Salvador Dalí's "Diary Of A Genius" is an autobiography that manages to be both entirely naturalistic and egoistic at the same time, without ever feeling forced or contrived. The language and form is not as surreal as one would expect from Dalí's art, although the content frequently manages to be. What is immediately striking is the realisation that his choice of title is not ironic or self-deprecating, but his honest self-assessment. More than this, he refers to himself in terms that would be described, in Nietzschean terminology, as "superhuman". To whit:
"Ever since the French Revolution there has been growing up a vicious, cretinizing tendency to consider a genius as a human being... This is false. And if it is false when applied to me, the genius, it is even more false when applied to those who, like the almost divine Raphael, embodied the very genius of the Renaissance."

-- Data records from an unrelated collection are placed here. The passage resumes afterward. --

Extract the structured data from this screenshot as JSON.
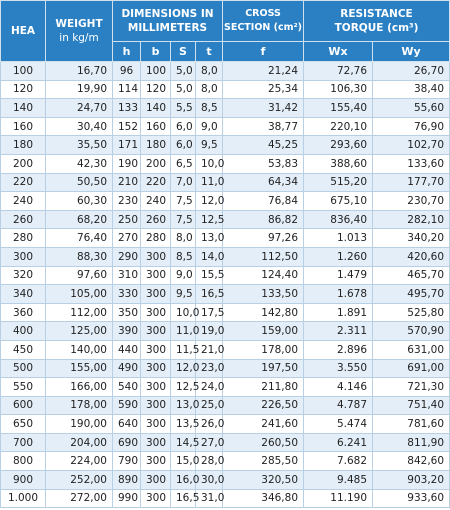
{
  "header": {
    "hea": "HEA",
    "weight": [
      "WEIGHT",
      "in kg/m"
    ],
    "dimensions": [
      "DIMENSIONS IN",
      "MILLIMETERS"
    ],
    "cross_section": [
      "CROSS",
      "SECTION (cm²)"
    ],
    "resistance": [
      "RESISTANCE",
      "TORQUE (cm³)"
    ],
    "sub": [
      "h",
      "b",
      "S",
      "t",
      "f",
      "Wx",
      "Wy"
    ]
  },
  "table": {
    "rows": [
      [
        "100",
        "16,70",
        "96",
        "100",
        "5,0",
        "8,0",
        "21,24",
        "72,76",
        "26,70"
      ],
      [
        "120",
        "19,90",
        "114",
        "120",
        "5,0",
        "8,0",
        "25,34",
        "106,30",
        "38,40"
      ],
      [
        "140",
        "24,70",
        "133",
        "140",
        "5,5",
        "8,5",
        "31,42",
        "155,40",
        "55,60"
      ],
      [
        "160",
        "30,40",
        "152",
        "160",
        "6,0",
        "9,0",
        "38,77",
        "220,10",
        "76,90"
      ],
      [
        "180",
        "35,50",
        "171",
        "180",
        "6,0",
        "9,5",
        "45,25",
        "293,60",
        "102,70"
      ],
      [
        "200",
        "42,30",
        "190",
        "200",
        "6,5",
        "10,0",
        "53,83",
        "388,60",
        "133,60"
      ],
      [
        "220",
        "50,50",
        "210",
        "220",
        "7,0",
        "11,0",
        "64,34",
        "515,20",
        "177,70"
      ],
      [
        "240",
        "60,30",
        "230",
        "240",
        "7,5",
        "12,0",
        "76,84",
        "675,10",
        "230,70"
      ],
      [
        "260",
        "68,20",
        "250",
        "260",
        "7,5",
        "12,5",
        "86,82",
        "836,40",
        "282,10"
      ],
      [
        "280",
        "76,40",
        "270",
        "280",
        "8,0",
        "13,0",
        "97,26",
        "1.013",
        "340,20"
      ],
      [
        "300",
        "88,30",
        "290",
        "300",
        "8,5",
        "14,0",
        "112,50",
        "1.260",
        "420,60"
      ],
      [
        "320",
        "97,60",
        "310",
        "300",
        "9,0",
        "15,5",
        "124,40",
        "1.479",
        "465,70"
      ],
      [
        "340",
        "105,00",
        "330",
        "300",
        "9,5",
        "16,5",
        "133,50",
        "1.678",
        "495,70"
      ],
      [
        "360",
        "112,00",
        "350",
        "300",
        "10,0",
        "17,5",
        "142,80",
        "1.891",
        "525,80"
      ],
      [
        "400",
        "125,00",
        "390",
        "300",
        "11,0",
        "19,0",
        "159,00",
        "2.311",
        "570,90"
      ],
      [
        "450",
        "140,00",
        "440",
        "300",
        "11,5",
        "21,0",
        "178,00",
        "2.896",
        "631,00"
      ],
      [
        "500",
        "155,00",
        "490",
        "300",
        "12,0",
        "23,0",
        "197,50",
        "3.550",
        "691,00"
      ],
      [
        "550",
        "166,00",
        "540",
        "300",
        "12,5",
        "24,0",
        "211,80",
        "4.146",
        "721,30"
      ],
      [
        "600",
        "178,00",
        "590",
        "300",
        "13,0",
        "25,0",
        "226,50",
        "4.787",
        "751,40"
      ],
      [
        "650",
        "190,00",
        "640",
        "300",
        "13,5",
        "26,0",
        "241,60",
        "5.474",
        "781,60"
      ],
      [
        "700",
        "204,00",
        "690",
        "300",
        "14,5",
        "27,0",
        "260,50",
        "6.241",
        "811,90"
      ],
      [
        "800",
        "224,00",
        "790",
        "300",
        "15,0",
        "28,0",
        "285,50",
        "7.682",
        "842,60"
      ],
      [
        "900",
        "252,00",
        "890",
        "300",
        "16,0",
        "30,0",
        "320,50",
        "9.485",
        "903,20"
      ],
      [
        "1.000",
        "272,00",
        "990",
        "300",
        "16,5",
        "31,0",
        "346,80",
        "11.190",
        "933,60"
      ]
    ]
  }
}
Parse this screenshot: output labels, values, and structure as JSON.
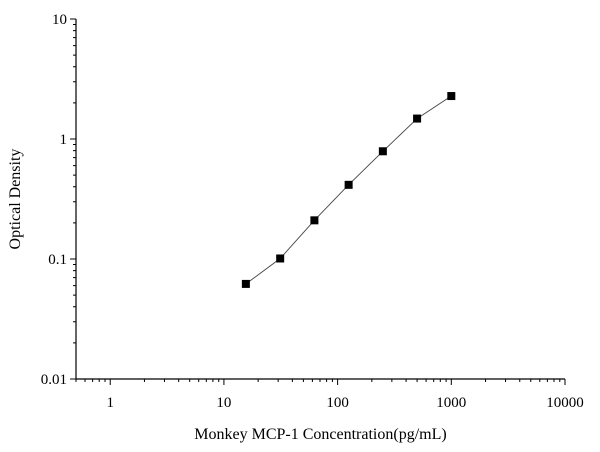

Another remarkable thing about this remarkable book is Dalí's painstaking attention to detail. He is fascinated with his own bodily functions and their meanings. A whole appendix is dedicated to the "Art of Farting". It seems his sincere belief that, due to his importance as a unique phenomena that has never existed, and never will exist again, that the minutiae of his life should be recorded for posterity. A great deal of July 1952 is concerned with a small scab that has formed on lip. All other events are put in the context of, and related to, this scab. Once again, he provides an explanation for himself:
"This book will prove that the daily life of a genius, his sleep, his digestion, his ecstasies, his nails, his colds, his blood, his life and death are essentially different from those of the rest of mankind. This book, then, is the first diary written by a genius."
It must be noted that Dalí's craftsmanship of prose does not match that of his brush. Which is not to say that Dali is not a talented writer, far from it. I, personally, am only able to read the English translation, and therefore cannot pass judgment on Dalí's actual use of language. However, the complexity of ideas that he is able to present on canvas do not translate well to the written word. This can make his writing sometime ponderous, occasionally tedious when his ideas do not prove outrageous or compelling enough to support it. And there in lies the whole crux of this book. It is not to be enjoyed a great work of literature, but rather an incomplete self-portrait of a magnificently flawed individual.